1960 British film by Terence Fisher

Sword of Sherwood Forest is a 1960 British Technicolor/MegaScope adventure film directed by Terence Fisher and starring Richard Greene, Peter Cushing, Niall MacGinnis, Nigel Green and Sarah Branch. Greene reprises the role of Robin Hood that he had played in The Adventures of Robin Hood television series from 1955 to 1959. The film was coproduced by Greene, Sidney Cole and Michael Carreras for Hammer Film Productions.

The film was shot in both England and Ireland, from 23 May 1960 until 8 July It was released in the UK on 26 Dec. 1960 and in the U.S. in January 1961.

==Plot==
The Sheriff of Nottingham plans to confiscate the estate of the Lord of Bawtry, a nobleman who has died on a crusade. The archbishop of Canterbury, acting as regent or viceroy on behalf of King Richard the Lionheart (who is also on a crusade), speaks against the plan and the sheriff plots to eliminate him. Robin Hood is asked to kill the archbishop for the plotters, led by the Earl of Newark and Lord Melton, but when he realises who the intended target is, Robin Hood resolves to help the archbishop instead.

Maid Marian also wants to meet the archbishop so that she can grant freedom to the family of a man murdered by the sheriff's men.
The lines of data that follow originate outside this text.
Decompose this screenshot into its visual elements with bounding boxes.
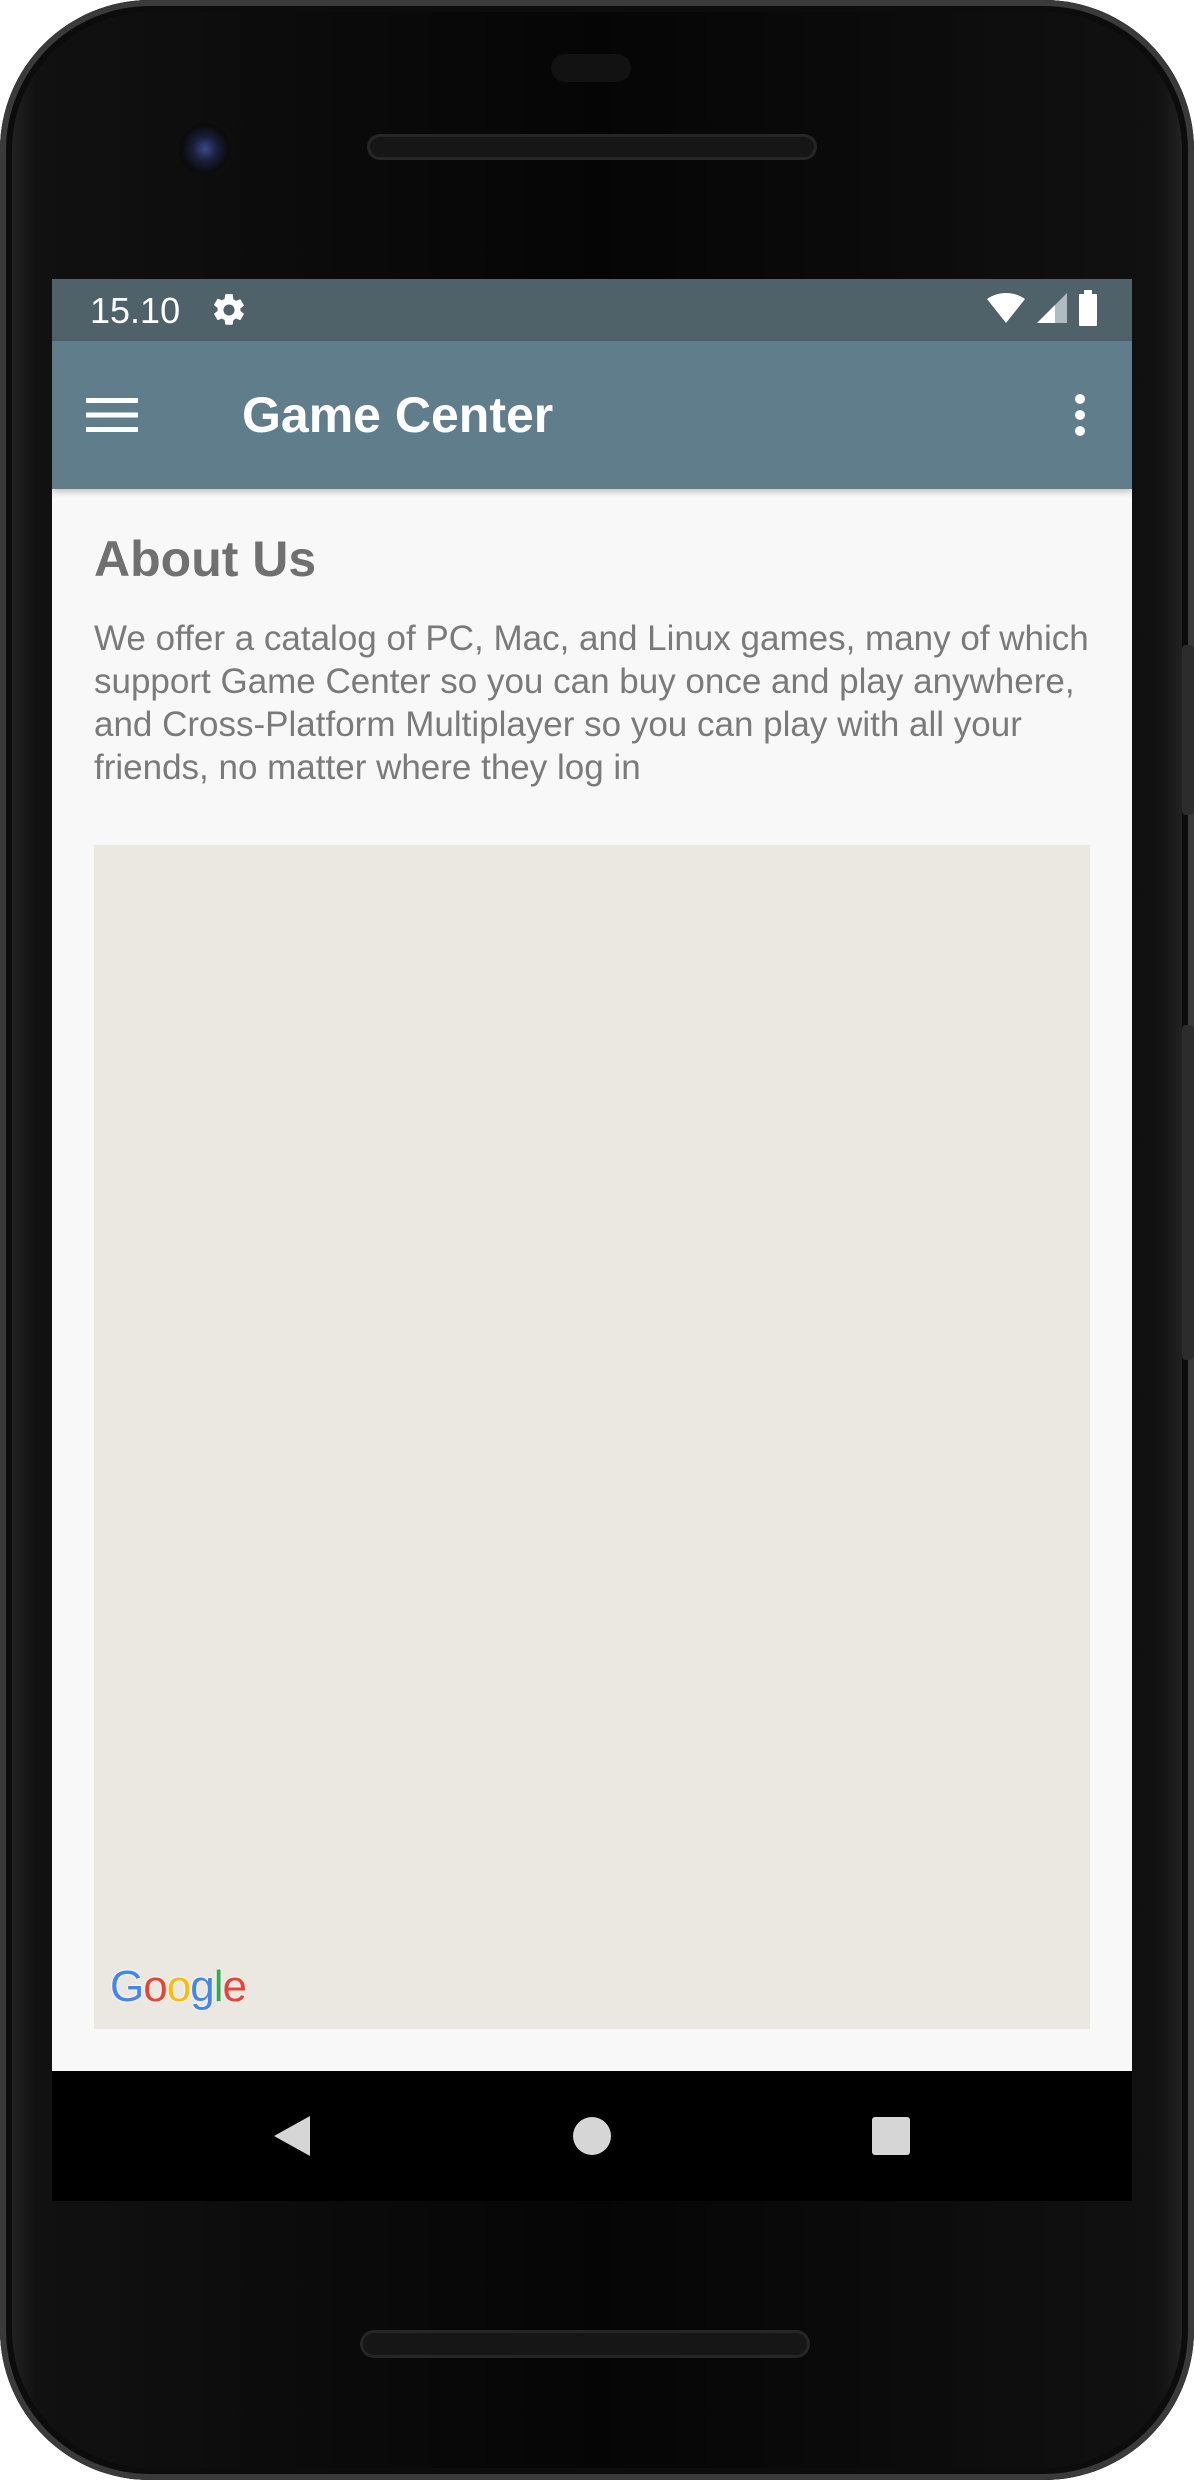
proximity-sensor bbox=[551, 54, 631, 82]
status-icons bbox=[986, 289, 1098, 331]
logo-letter: e bbox=[222, 1962, 247, 2011]
about-section: About Us We offer a catalog of PC, Mac, … bbox=[94, 529, 1090, 789]
back-icon[interactable] bbox=[252, 2096, 332, 2176]
recents-icon[interactable] bbox=[851, 2096, 931, 2176]
battery-icon bbox=[1078, 289, 1098, 331]
power-button bbox=[1182, 1025, 1194, 1360]
more-vert-icon[interactable] bbox=[1042, 377, 1118, 453]
phone-frame: 15.10 Game Center About Us We offer a ca… bbox=[0, 0, 1194, 2480]
screen: 15.10 Game Center About Us We offer a ca… bbox=[52, 279, 1132, 2071]
gear-icon bbox=[210, 291, 248, 329]
cellular-signal-icon bbox=[1036, 292, 1068, 329]
logo-letter: G bbox=[110, 1962, 144, 2011]
hamburger-menu-icon[interactable] bbox=[74, 377, 150, 453]
wifi-icon bbox=[986, 292, 1026, 329]
page-title: Game Center bbox=[242, 387, 554, 443]
status-bar: 15.10 bbox=[52, 279, 1132, 341]
bottom-speaker bbox=[360, 2330, 810, 2358]
map-view[interactable]: Google bbox=[94, 845, 1090, 2029]
logo-letter: o bbox=[143, 1962, 168, 2011]
home-icon[interactable] bbox=[552, 2096, 632, 2176]
volume-button bbox=[1182, 645, 1194, 815]
logo-letter: o bbox=[166, 1962, 192, 2011]
google-logo: Google bbox=[110, 1962, 247, 2011]
navigation-bar bbox=[52, 2071, 1132, 2201]
logo-letter: g bbox=[190, 1962, 215, 2011]
section-heading: About Us bbox=[94, 531, 317, 587]
status-time: 15.10 bbox=[90, 290, 181, 331]
front-camera-icon bbox=[177, 121, 233, 177]
earpiece-speaker bbox=[367, 134, 817, 160]
app-bar: Game Center bbox=[52, 341, 1132, 489]
about-description: We offer a catalog of PC, Mac, and Linux… bbox=[94, 619, 1089, 787]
She also wishes to meet Robin again, whom she had believed to be a common outlaw before realising that he is on the side of good.

==Cast==
Apart from Greene, none of the original cast from The Adventures of Robin Hood appears in the film.

==Production==
While most Hammer Film Productions films of the period were filmed at the company's permanent home at Bray Studios, Sword of Sherwood Forest was produced at Ardmore Studios in Bray, and at County Wicklow in Ireland.

The film's music was composed by Alun Hoddinott, with songs by Stanley Black.

==Reception==
In a contemporary review for The New York Times, critic Howard Thompson wrote: "It's business as usual, but hold on. Alan Hackney's script and Terence Fisher's direction keep the incidents jouncing ... a nicely tinted Sherwood Forest is as pretty as could be, and Sarah Branch is certainly the curviest Lady Marian we've ever seen. Mr. Greene is aptly limber, and Peter Cushing, Richard Pasco and an unidentified "Archbishop of Canterbury" are excellent".
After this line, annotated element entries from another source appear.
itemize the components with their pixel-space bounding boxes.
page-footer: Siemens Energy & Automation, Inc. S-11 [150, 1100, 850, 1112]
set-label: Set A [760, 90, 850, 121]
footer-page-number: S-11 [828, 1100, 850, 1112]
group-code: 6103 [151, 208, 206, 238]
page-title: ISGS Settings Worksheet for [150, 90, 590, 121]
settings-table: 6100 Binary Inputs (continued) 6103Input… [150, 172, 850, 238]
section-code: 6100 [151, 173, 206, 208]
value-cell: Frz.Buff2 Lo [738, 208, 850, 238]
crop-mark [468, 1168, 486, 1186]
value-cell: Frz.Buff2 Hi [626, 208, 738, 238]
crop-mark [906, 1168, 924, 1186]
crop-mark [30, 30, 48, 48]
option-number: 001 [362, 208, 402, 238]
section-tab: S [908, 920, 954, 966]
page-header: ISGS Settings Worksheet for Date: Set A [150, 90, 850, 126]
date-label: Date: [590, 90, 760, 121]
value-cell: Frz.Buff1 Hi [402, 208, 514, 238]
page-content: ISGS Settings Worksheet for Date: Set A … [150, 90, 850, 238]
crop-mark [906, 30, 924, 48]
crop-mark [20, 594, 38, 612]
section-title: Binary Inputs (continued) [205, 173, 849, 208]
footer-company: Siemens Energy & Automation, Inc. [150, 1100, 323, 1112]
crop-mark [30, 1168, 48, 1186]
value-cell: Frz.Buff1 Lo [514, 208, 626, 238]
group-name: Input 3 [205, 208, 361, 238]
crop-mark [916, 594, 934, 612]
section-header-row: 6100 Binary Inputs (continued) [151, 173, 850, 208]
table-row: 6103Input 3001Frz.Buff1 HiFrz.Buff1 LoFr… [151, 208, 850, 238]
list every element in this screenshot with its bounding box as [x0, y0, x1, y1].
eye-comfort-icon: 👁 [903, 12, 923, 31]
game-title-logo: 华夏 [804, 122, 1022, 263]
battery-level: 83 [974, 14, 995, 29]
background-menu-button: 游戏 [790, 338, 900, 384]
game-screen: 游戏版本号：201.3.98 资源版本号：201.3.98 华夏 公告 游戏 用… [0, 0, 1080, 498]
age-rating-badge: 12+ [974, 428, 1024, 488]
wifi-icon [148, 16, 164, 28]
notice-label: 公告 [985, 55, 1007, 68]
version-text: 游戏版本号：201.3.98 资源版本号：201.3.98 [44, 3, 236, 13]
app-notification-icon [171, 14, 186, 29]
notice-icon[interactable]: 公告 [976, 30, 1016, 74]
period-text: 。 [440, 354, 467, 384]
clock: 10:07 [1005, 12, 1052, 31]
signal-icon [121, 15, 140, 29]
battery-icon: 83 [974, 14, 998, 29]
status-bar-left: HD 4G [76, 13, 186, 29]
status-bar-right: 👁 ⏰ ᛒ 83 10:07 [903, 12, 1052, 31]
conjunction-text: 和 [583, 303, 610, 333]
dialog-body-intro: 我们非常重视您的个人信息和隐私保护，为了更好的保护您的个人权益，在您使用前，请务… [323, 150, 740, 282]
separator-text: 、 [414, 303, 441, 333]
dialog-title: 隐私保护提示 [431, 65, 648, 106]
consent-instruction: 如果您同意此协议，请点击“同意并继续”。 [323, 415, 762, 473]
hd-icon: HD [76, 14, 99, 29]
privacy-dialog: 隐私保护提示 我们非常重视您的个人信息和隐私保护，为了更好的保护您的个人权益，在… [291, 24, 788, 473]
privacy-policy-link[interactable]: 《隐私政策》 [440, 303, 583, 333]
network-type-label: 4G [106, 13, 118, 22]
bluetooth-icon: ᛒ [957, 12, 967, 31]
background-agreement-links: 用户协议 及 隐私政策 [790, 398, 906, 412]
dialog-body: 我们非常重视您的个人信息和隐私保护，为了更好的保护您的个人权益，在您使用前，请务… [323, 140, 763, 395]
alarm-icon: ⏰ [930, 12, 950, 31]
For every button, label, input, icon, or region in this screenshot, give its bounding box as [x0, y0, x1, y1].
The Monthly Film Bulletin wrote: "Lush Irish landscapes, doing service for Nottinghamshire's medieval green belt, and the presence of two solitary actors, Richard Pasco and Jack Gwillim, fail to save this joyless romp. Pantomimic dialogue, a sprawling plot and a rouged and lipsticked Prioress are but three of the hazards common to this type of film; a needless flogging scene, and the flea-bitten costumes and performances of the small-part players, are more damaging and unpleasant elements in a tradition that remains specifically Hammer's."

The Radio Times Guide to Films gave the film 2/5 stars, writing: "To many, Richard Greene was the definitive Robin Hood, ushering in ITV in a cleverly cast (though cheaply made) television series with a remarkably catchy theme tune. This is the feature, co-produced by Greene for Hammer Films. Alan Wheatley makes way for Peter Cushing as the villainous Sheriff of Nottingham, and the film is directed by Cushing's Hammer colleague, Terence Fisher. Technicolor adds some scale, but this is really a cheap and cheerful affair."

British film critic Leslie Halliwell said: "The big-screen version of a popular TV series makes a rather feeble addition to the legend, but the actors try hard."